If dig further into libp2p code base, you shall see that a KBucketKey is a hash of the input bytes, which means it doesn’t care about the format of the input type.

6 Likes

So are you saying that KBucketKey is the xor address? From what i could see from the code and logs it is the xor address.

Is “to_bytes()” just making a vector of bytes of the 256 binary number?
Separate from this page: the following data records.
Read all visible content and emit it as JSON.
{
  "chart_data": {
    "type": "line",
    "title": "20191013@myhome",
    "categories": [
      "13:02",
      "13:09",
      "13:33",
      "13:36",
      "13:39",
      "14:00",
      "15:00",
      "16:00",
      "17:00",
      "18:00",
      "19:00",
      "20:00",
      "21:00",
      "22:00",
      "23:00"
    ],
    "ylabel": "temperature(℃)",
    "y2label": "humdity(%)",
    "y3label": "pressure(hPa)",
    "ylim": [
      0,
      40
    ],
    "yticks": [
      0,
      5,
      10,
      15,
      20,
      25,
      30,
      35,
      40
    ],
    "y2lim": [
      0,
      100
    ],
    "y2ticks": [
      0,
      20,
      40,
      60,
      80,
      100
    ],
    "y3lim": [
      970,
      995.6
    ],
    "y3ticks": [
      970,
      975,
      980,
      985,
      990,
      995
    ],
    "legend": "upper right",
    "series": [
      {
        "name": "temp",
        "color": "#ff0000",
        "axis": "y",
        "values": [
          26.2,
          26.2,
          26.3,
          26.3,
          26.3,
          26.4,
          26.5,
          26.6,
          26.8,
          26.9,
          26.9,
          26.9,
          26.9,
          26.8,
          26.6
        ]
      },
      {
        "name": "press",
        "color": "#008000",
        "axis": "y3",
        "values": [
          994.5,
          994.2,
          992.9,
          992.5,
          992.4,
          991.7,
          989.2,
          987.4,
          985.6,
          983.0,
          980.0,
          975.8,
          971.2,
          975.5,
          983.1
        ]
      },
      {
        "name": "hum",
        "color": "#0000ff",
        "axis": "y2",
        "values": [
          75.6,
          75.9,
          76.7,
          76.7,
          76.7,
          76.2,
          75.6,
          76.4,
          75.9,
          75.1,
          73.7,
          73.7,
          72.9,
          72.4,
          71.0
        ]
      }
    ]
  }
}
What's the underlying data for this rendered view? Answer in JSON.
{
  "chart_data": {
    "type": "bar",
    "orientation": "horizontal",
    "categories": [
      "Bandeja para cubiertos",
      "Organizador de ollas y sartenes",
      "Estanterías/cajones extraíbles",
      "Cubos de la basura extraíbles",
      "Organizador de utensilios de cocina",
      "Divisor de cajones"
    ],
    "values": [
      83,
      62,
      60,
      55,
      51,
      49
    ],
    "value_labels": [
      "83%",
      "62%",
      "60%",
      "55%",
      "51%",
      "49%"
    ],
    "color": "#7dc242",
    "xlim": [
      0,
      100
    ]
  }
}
Part of my problem is understanding what the “terms” are actually. Like if KBucketKey is the xor address of the peerID? Or is the xor address derived from KBucketKey

So for a peerID the KBucketKey is a hash of the 256 bits peerID number? And as above is this hash then the xor address of the peer. What would be the hash function used

Is there some documentation somewhere explaining these terms or is it all word of mouth

EDIT:
Ok after a little more investigation, trail/error, I seem to have the method to get the KBucketKey used. My problem before was that I saw the base58 decode of the peerID as a 38 byte that needed to have the 1st 6 standard bytes removed to give a 256 bit number, but in fact the KBucketKey value results from the full 38 bytes using the sha256 hash function

Thus for this network address

NetworkAddress::PeerId(12D3KooWDWHSuDSepv68DHtDrccKK5CZCjtswkBwAKb34W4cwoXC - 5a6d379de1464116ff56f74911c2446dfc3ada3df374f8fe32e95ef2e9c417ee)

the 2nd number (KBucketKey I believe) can be found by

base58 decode of the base58 form of PeerID (38 bytes) passed through a sha256 hash giving the 256 bit KBucketKey

So my question now is is the 2nd 256 number from the NetworkAddress::PeerId the xor address used in the network layout??

1 Like